L’esame colturale deve verificare l’eventuale presenza di agenti infettivi quali:

  • Streptococcus agalactiae
  • Streptococco beta-emolitico del gruppo D
  • Stafilococco
  • Gardnerella vaginalis
  • Candida.

Per la ricerca dell’eventuale presenza di Neisseria gonorrhoee (il batterio che causa la gonorrea), Chlamydia Trachomatis, micoplasmi, Human Papilloma Virus è più indicata l’esecuzione di un tampone cervicale.

Una volta individuato il microrganismo responsabile del processo infettivo, il medico potrà stabilire la terapia più idonea allo specifico caso.

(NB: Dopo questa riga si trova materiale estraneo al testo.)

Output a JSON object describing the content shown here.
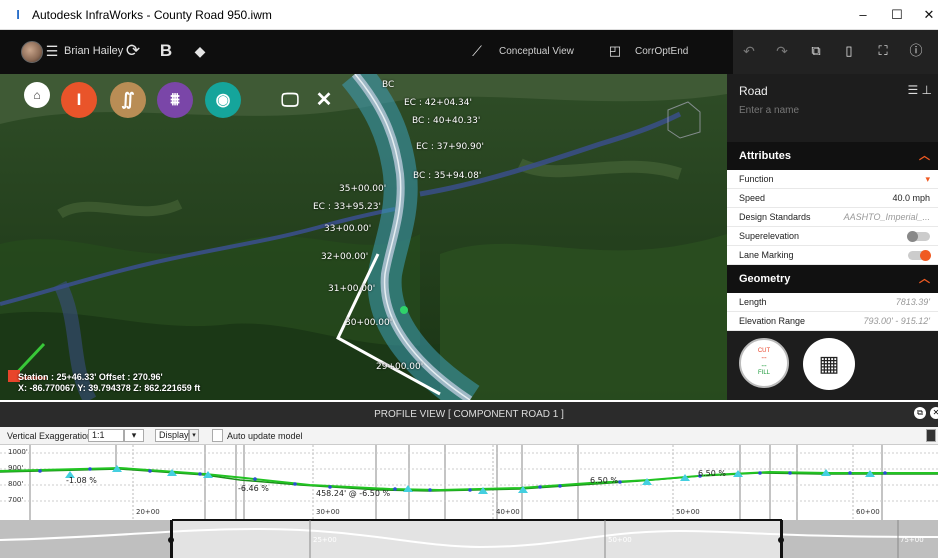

Nel caso in cui il tampone vaginale risulti negativo, ma permangano i disturbi locali che hanno indotto la paziente a un consulto ginecologico, lo specialista prescriverà l’esecuzione di ulteriori e più specifiche analisi.

Come prepararsi all’esame

Nel caso in cui la paziente stia effettuando una terapia a base di farmaci antibiotici, non si potrà procedere con l’esecuzione del tampone vaginale prima che sia trascorsa almeno una settimana di tempo dalla fine di detto trattamento allo scopo di non falsare i risultati. I trattamenti farmacologici con medicinali non antibiotici (sia locali che generali) devono essere sospesi almeno tre o quattro giorni prima dell’esame.

Il tampone vaginale non dovrà essere eseguito durante il periodo mestruale al fine di non incorrere in falsi negativi; l’esame quindi dovrà essere effettuato o alcuni giorni prima dell’inizio delle mestruazioni oppure, in alternativa, alcuni giorni dopo la loro fine.

La sera precedente l’esame si dovranno evitare sia l’introduzione in vagina di prodotti utilizzati per l’igiene intima sia il bagno in vasca; sono invece consentiti lavaggi esterni.

Nelle 24 ore che precedono l’esecuzione del tampone vaginale ci si dovrà astenere da rapporti sessuali.

Tampone vaginale in gravidanza

aborto spontaneo - tampone vaginaleÈ buona norma, trascorse circa 36 settimane di gravidanza, eseguire sia un tampone vaginale sia un tampone rettale allo scopo di ricercare l’eventuale presenza dello Streptococco beta-emolitico di gruppo B (Streptococcus agalactiae o anche SGB) e impostare una terapia antibiotica; quest’ultimo punto in realtà è controverso dal momento che molti medici non concordano sull’opportunità di effettuare sempre e comunque un tale trattamento; secondo questi ultimi si dovrebbero trattare soltanto i soggetti più a rischio (donne con membrane rotte o che rischiano un parto prematuro ecc.) dal momento che, a fronte di un numero notevole di donne infette, solo pochi bambini finiscono per ammalarsi. Le ultime indicazioni al riguardo, degli statunitensi Center for Desease Control Prevention e American Academy of Pediatrics, sono per il trattamento di tutti i soggetti positivi.

L’infezione da Streptococco beta-emolitico di gruppo B è una delle infezioni che si riscontrano più comunemente nei neonati (è soprattutto responsabile di meningiti e polmoniti); la malattia si sviluppa in 3 bambini per ogni mille nati; il contagio avviene durante il parto quando si ha il passaggio del bambino attraverso la vagina oppure all’interno dell’utero. Come accennato, possono esserci gravi problemi (shock, meningite, polmonite ecc.) e in casi, fortunatamente rarissimi, si possono avere gravi conseguenze a livello cerebrale; l’eventualità di esito fatale è rarissima, ma non nulla. Nel 7% dei casi i risultati dell’esame colturale sono falsamente negativi. Il parto cesareo non elimina il rischio di infezione da Streptococcus agalactiae.